A WINE BOTTLE’S PUNT is that indent at the base of the bottle, the size of which varies across wines. The perception among drinkers is that a bigger punt equals better juice. Is this the case?
Well, yes and no. A well-endowed bottle is not automatically better than a slighter fellow, and the punt doesn’t do anything to improve the liquid. But it is true to say that larger, deeper punts (they are sometimes called kick-ups) – do tend to be associated with more premium wines.
Originally an unavoidable result of making bottles by hand, punts don’t strictly speaking need to be there today. But there are some practical reasons why the bottling industry has kept them.

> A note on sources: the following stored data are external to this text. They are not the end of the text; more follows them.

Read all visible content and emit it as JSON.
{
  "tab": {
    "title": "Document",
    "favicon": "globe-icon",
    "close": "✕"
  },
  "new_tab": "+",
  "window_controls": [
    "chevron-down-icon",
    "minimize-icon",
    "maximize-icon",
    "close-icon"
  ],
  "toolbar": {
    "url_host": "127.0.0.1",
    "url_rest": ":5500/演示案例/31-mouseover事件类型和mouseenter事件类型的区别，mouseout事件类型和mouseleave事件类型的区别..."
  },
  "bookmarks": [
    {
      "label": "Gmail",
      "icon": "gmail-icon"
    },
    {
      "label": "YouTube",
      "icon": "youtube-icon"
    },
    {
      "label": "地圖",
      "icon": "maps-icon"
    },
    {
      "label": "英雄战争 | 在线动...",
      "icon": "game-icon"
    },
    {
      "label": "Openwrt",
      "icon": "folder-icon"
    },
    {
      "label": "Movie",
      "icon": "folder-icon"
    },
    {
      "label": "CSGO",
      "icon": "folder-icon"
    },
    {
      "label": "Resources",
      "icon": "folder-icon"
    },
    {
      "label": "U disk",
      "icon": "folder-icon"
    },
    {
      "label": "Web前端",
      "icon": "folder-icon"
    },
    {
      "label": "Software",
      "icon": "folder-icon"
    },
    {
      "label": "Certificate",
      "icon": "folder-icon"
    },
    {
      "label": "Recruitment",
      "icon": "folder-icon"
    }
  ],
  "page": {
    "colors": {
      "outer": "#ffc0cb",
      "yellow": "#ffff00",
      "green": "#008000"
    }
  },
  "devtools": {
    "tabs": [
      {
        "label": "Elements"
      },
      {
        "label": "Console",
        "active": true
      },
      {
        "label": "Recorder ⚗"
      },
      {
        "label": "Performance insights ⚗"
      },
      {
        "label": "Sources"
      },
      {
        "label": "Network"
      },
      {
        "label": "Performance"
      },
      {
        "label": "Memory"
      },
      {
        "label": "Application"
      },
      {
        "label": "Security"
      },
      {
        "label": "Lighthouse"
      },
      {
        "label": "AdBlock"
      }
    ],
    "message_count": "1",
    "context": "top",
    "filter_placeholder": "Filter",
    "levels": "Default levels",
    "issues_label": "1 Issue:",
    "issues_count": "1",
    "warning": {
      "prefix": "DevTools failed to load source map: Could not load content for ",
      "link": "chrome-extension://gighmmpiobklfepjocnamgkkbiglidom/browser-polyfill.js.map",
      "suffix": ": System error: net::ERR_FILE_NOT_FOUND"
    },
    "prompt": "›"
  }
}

Punts: (1) make bottles less likely to fall over; (2) increase the strength of the bottle (which is why they are especially prominent in sparkling wines); (3) concentrate sediment in a ring and make it easier to avoid pouring it into your glass than if the bottle’s base were flat; and (4) provide a grip for the thumb and make bottles easier to pour.
But I think that one of their primary purposes is psychological trickery: a big punt means the bottle feels heavier, appears larger and looks generally more impressive. Consumers equate this added heft with “premium” and so are more inclined to pay extra. An expensive, high-end wine in a flat-bottomed bottle would look a fraud.
So in answer to the question, you will often find profound, majestic-looking punts in what are genuinely excellent wines. But be aware that there is probably a healthy dollop of consumer manipulation going on too.